News Column

A Closer Look at Maldonado's Call for Open California Primaries

Feb. 19, 2009

Rob Kuznia--HispanicBusiness.com

open primary, california elections, Abel Maldonado, arnold Schwarzenegger, california budget



In California, being a moderate politician is rare, but as Sen. Abel Maldonado demonstrated this week, rarity can lead to power.

On Thursday, with the state's finances on the brink and lawmakers in their third month of gridlock, the fate of the nation's largest state fell in the hands of one man -- Maldonado -- the only moderate Republican in the 40-member senate.

Maldonado agreed to offer his lynchpin "yes" vote on the condition that several of his demands be met.

Most of them were granted. The most sweeping among them is his call for the state to hold open primary elections.

Maldonado, whose 15th district includes the Santa Cruz, San Luis Obispo, and Monterey areas, also scored on two other demands: that lawmakers be prohibited from receiving a salary hike during deficit years, and that the proposal for a gas-tax increase be eliminated.

But it is his controversial call for open primary elections that arguably will have the most visible impact on everyday Californians.

The idea of a primary election -- open or no -- is to winnow a field of candidates to two finalists.

In an open primary, citizens are not restricted to voting for candidates of their own party. So, for instance, if the primary race for an assembly seat included four candidates -- two Democrats and two Republicans -- everyone would vote for all four. This means that general elections could conceivably pit a Republican versus a Republican, or a Democrat against a Democrat, because the general election would feature the top two vote-getters from the primary election, regardless of their party affiliation, said Francisco Castillo, a spokesman for Gov. Arnold Schwarzenegger's office.
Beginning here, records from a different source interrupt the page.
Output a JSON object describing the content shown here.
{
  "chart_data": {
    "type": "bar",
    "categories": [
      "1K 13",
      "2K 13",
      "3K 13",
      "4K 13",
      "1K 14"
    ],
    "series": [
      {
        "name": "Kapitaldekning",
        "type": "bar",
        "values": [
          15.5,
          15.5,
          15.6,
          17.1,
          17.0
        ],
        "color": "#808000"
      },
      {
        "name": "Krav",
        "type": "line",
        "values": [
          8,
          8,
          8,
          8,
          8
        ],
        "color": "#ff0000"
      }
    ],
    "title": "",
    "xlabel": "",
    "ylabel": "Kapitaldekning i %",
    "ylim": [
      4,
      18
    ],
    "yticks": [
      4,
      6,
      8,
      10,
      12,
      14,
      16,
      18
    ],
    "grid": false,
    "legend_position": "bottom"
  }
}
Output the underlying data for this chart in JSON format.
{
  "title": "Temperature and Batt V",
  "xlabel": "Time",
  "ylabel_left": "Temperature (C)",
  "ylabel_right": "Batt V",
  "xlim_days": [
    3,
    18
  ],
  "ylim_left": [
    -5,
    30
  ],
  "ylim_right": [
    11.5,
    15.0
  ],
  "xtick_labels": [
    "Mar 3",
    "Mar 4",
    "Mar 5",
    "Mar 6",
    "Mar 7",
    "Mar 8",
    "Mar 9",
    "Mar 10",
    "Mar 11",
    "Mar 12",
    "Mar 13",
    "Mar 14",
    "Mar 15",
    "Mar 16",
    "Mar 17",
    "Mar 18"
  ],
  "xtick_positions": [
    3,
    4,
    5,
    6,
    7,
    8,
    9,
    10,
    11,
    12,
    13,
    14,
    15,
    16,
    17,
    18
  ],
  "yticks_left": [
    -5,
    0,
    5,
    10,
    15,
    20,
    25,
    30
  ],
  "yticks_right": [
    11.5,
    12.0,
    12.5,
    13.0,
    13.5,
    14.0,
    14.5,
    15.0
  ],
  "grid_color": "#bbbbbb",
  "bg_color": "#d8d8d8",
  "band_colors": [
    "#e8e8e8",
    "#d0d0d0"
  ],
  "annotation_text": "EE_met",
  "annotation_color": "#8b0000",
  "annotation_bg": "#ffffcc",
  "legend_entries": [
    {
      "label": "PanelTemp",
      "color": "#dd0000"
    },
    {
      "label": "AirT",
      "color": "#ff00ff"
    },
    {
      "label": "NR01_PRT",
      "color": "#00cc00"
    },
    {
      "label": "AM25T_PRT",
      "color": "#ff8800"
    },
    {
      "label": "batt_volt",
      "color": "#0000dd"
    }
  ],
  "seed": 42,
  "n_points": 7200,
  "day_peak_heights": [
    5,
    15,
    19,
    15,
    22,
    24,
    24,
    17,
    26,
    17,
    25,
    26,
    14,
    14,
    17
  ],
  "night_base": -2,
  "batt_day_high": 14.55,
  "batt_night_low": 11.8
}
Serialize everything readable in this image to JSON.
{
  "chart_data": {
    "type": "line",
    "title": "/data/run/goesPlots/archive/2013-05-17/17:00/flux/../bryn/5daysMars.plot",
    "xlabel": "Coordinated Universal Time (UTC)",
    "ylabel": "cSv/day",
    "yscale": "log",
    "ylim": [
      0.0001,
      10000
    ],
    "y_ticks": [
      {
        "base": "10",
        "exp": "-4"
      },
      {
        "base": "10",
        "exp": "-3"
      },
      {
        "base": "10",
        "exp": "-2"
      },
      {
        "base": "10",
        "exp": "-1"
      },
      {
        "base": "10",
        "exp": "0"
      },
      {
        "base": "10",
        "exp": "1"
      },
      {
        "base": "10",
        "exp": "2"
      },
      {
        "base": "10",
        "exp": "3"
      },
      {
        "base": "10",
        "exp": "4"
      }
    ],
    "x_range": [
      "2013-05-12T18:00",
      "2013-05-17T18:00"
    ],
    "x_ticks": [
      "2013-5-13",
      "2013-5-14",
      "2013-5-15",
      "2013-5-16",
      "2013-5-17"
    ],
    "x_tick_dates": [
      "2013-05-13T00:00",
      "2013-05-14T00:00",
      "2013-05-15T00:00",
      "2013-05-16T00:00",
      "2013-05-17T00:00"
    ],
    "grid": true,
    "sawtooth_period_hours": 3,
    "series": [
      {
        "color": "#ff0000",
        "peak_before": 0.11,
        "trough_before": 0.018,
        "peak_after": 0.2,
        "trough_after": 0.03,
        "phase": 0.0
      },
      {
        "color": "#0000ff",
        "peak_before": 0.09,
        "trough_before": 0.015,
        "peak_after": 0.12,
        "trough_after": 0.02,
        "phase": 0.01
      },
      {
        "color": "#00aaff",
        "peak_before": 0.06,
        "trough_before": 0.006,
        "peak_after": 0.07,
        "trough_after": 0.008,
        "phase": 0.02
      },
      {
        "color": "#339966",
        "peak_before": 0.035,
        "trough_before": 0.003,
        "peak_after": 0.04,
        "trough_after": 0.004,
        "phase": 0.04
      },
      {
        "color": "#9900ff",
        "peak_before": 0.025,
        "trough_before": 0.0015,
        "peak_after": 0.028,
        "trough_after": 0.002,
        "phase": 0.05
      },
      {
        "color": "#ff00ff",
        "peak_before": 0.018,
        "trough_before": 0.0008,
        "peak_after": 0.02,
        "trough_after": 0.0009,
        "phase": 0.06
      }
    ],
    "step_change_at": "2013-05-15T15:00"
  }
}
Maldonado's open-primary demand still isn't a done deal. While it's true Gov. Arnold Schwarzenegger agreed to add the reform provision to his proposed budget package, and while it's true the budget was approved early Thursday by both the state Senate and Assembly, the open-primary legislation still must be approved at the polls. This means the final say still rests in the hands of the voters.

Californians will decide the fate of the idea during the state primary election in June of 2010. If voters approve the idea, California will join the handful of others across the nation -- such as right-leaning Texas and left-leaning Washington -- that hold open primaries. Open-primary voting would begin in 2012.

The Maldonado camp insists that holding open primaries is the key to reversing an increasing trend in California of partisan deadlock. Due in part to gerrymandered districts, seat holders in both parties are becoming increasingly partisan, while moderates are becoming an endangered species.

"We're hoping this will end the gridlock that has defined Sacramento for the past 10 years," Brooke Armour, Maldonado's communication director, told HispanicBusiness.com Thursday. "This is the type of reform that will change the way California is governed."

The state has held open primaries in the past. In 1996, voters passed an open-primary initiative, and were allowed to cast ballots regardless of political party affiliation in 1998 and 2000, the L.A. Times reported. But the courts struck down the law as unconstitutional in 2000, saying only members of a political party had the right to pick their own candidates.

Also, Californians seem lukewarm on the idea; in 2004, voters shot down a ballot initiative calling for a return to open primaries.

On Thursday morning, Maldonado's open-primary idea was ill received by some lawmakers, especially Democrats. Some view it as a threat to their tenure. Others questioned Maldonado's motives. He has run for statewide offices before -- in 2006 he lost a bid for State Controller to current leader John Chiang -- and some believe he could do so again, and that an open primary would improve his odds.

Sen. Gloria Romero (D-L.A.), called it "disgusting," according to the L.A. Times, and said Sen. Joe Simitian (D-Palo Alto) wondered what it had to do with passing a budget.

However, Gov. Schwarzenegger praised the idea as a necessary step toward fixing a system that is broken.

"We've got to bring people to the center," he said during a noon press conference Thursday. "Legislators are so far out to the right and left, it's very hard to bring them together."

Schwarzenegger, who campaigned for the unsuccessful open-primary initiative in 2004, added that the Republicans' refusal to vote on the budget in spite of a looming economic disaster was symptomatic of the problem.

"To them . . . it was very, very difficult because it could mean the end of their career," he said. "The system is such that you get punished sometimes for doing what is good for the people."

Meanwhile, Maldonado's request to prohibit pay increases for legislators during deficit years was met with less opposition.

Armour noted that the last salary hike for legislators came in December 2007, when they received a bump of 2.75 percent.

That same year, the state was grappling with a deficit of up to $4 billion, and the very next year the state had to undergo midyear budget cuts.

"California's legislators are already the highest paid in the nation," said Armour, adding that, on average, they make $116,000 yearly.

Finally, Maldonado succeeded in eliminating the proposed 12-cent increase in the gas tax.

The budget still contains $12 billion in new taxes. They include 1-percent hike on sales taxes, a 0.25 percent increase in income taxes, and a near doubling of the vehicle license fee, to 1.15 percent.